Many realtors love to help buyers find their dream homes. They enjoy connecting with people and aiding them in one of the biggest purchases of their lives. Realtors also spend a lot of time helping home sellers sell their home and move on to something new. In the process, they work hard to earn their commissions.
However, sometimes, a real estate transaction becomes complicated. A real estate broker or sales assistant may not receive procuring cause and thus not get a commission for a property sale they had a role in. So, what should realtors know about procuring cause and settling a commission dispute?
Understanding procuring cause
An real estate agent has to do more than show a home to a buyer to qualify for the procuring cause of a sale and sales commission. Agents need to help buyers write an offer on a property, present that offer to the seller’s agent and negotiate a purchase agreement. The same goes for agents representing the home seller. They need to be involved in multiple aspects of the sale to earn the commission. Yet even if a realtor has a single-agent exclusive agreement with a buyer or seller, that doesn’t mean the realtor automatically earns commission on the transaction.

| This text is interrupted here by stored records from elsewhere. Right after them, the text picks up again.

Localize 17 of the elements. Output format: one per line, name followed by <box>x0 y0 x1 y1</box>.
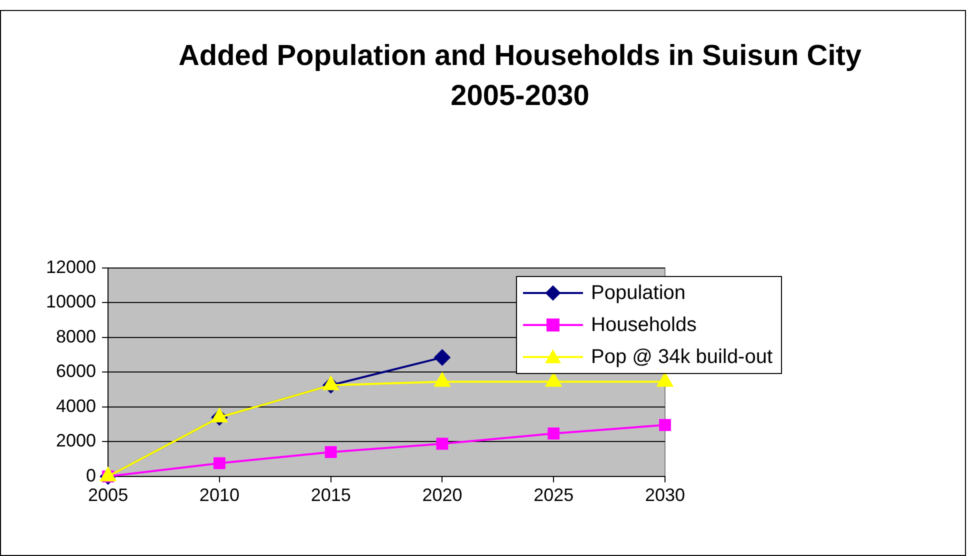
y-tick-label: 2000 <box>56 430 96 451</box>
x-tick-label: 2005 <box>88 485 128 506</box>
y-tick-label: 0 <box>86 465 96 486</box>
x-tick-label: 2010 <box>199 485 240 506</box>
y-tick-label: 4000 <box>56 396 96 416</box>
y-tick-label: 8000 <box>56 326 96 346</box>
x-tick-label: 2020 <box>422 485 462 506</box>
chart-title: Added Population and Households in Suisun City 2005-2030 <box>178 39 862 114</box>
x-tick-label: 2015 <box>310 485 351 506</box>
legend-label: Population <box>591 281 686 306</box>
x-tick-label: 2030 <box>644 485 686 506</box>
legend-label: Households <box>591 313 697 338</box>
x-tick-label: 2025 <box>534 485 574 506</box>
legend-label: Pop @ 34k build-out <box>591 345 773 370</box>
y-tick-label: 12000 <box>46 256 96 277</box>
y-tick-label: 6000 <box>56 361 96 382</box>
y-tick-label: 10000 <box>46 292 96 312</box>
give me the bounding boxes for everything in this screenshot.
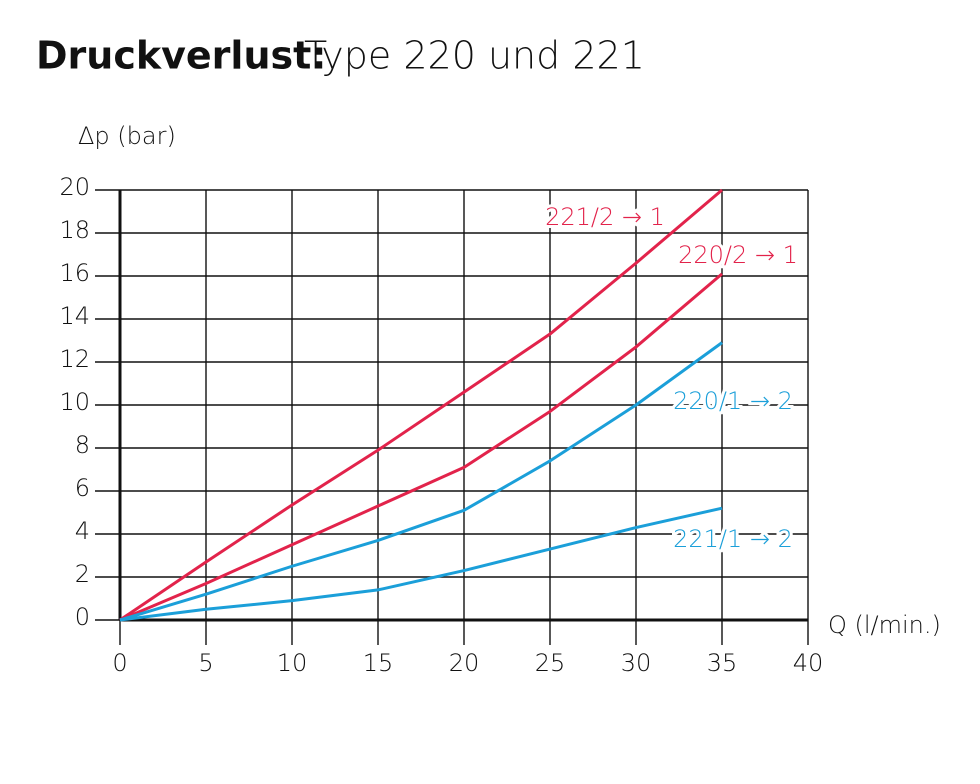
series-line — [119, 272, 723, 622]
y-tick-label: 6 — [75, 474, 90, 502]
x-tick-label: 10 — [277, 649, 308, 677]
x-tick-label: 5 — [198, 649, 213, 677]
x-tick-label: 0 — [112, 649, 127, 677]
series-label: 221/2 → 1 — [545, 203, 665, 231]
series-label: 220/2 → 1 — [678, 241, 798, 269]
x-tick-label: 35 — [707, 649, 738, 677]
y-tick-label: 18 — [59, 216, 90, 244]
series-line — [119, 188, 723, 622]
x-axis-label: Q (l/min.) — [828, 611, 941, 639]
y-axis-label: Δp (bar) — [78, 122, 176, 150]
x-tick-label: 20 — [449, 649, 480, 677]
chart-subtitle: Type 220 und 221 — [304, 34, 645, 78]
series-label: 221/1 → 2 — [673, 525, 793, 553]
series-label: 220/1 → 2 — [673, 387, 793, 415]
y-tick-label: 2 — [75, 560, 90, 588]
series-line — [119, 341, 723, 622]
y-tick-label: 0 — [75, 603, 90, 631]
y-tick-label: 12 — [59, 345, 90, 373]
y-tick-label: 10 — [59, 388, 90, 416]
x-tick-label: 30 — [621, 649, 652, 677]
y-tick-label: 4 — [75, 517, 90, 545]
y-tick-label: 8 — [75, 431, 90, 459]
y-tick-label: 16 — [59, 259, 90, 287]
series-line — [119, 506, 723, 622]
y-tick-label: 20 — [59, 173, 90, 201]
y-tick-label: 14 — [59, 302, 90, 330]
x-tick-label: 40 — [793, 649, 824, 677]
x-tick-label: 25 — [535, 649, 566, 677]
x-tick-label: 15 — [363, 649, 394, 677]
chart-title: Druckverlust: — [36, 34, 326, 78]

Procuring cause and commission disputes often center around if a real estate broker maintained a strong relationship with a buyer or seller throughout the process. For example, did the realtor contact the buyer about properties they may be interested in seeing? Or did the realtor abandon their relationship with a buyer after a while? Or did the realtor fail to prepare an offer on a property the buyer was interested in and then the buyer disengaged from the relationship?
Settling a procuring cause or commission dispute
Each procuring cause or commission dispute is evaluated on a case-by-case basis. To win a commission dispute, a realtor has to show through a preponderance of evidence that:
- They were responsible for the buyer’s decision to purchase a property.
- They helped facilitate a successful transaction without a break or interruption in service.
Realtors facing a commission dispute may need legal help to prepare evidence in a procuring cause hearing. They need to show they had an ongoing relationship with a buyer that wasn’t neglected or abandoned.
With the right preparation and help, realtors could receive commission or part of a commission on a sale, compensating them for their efforts in making the transaction a reality.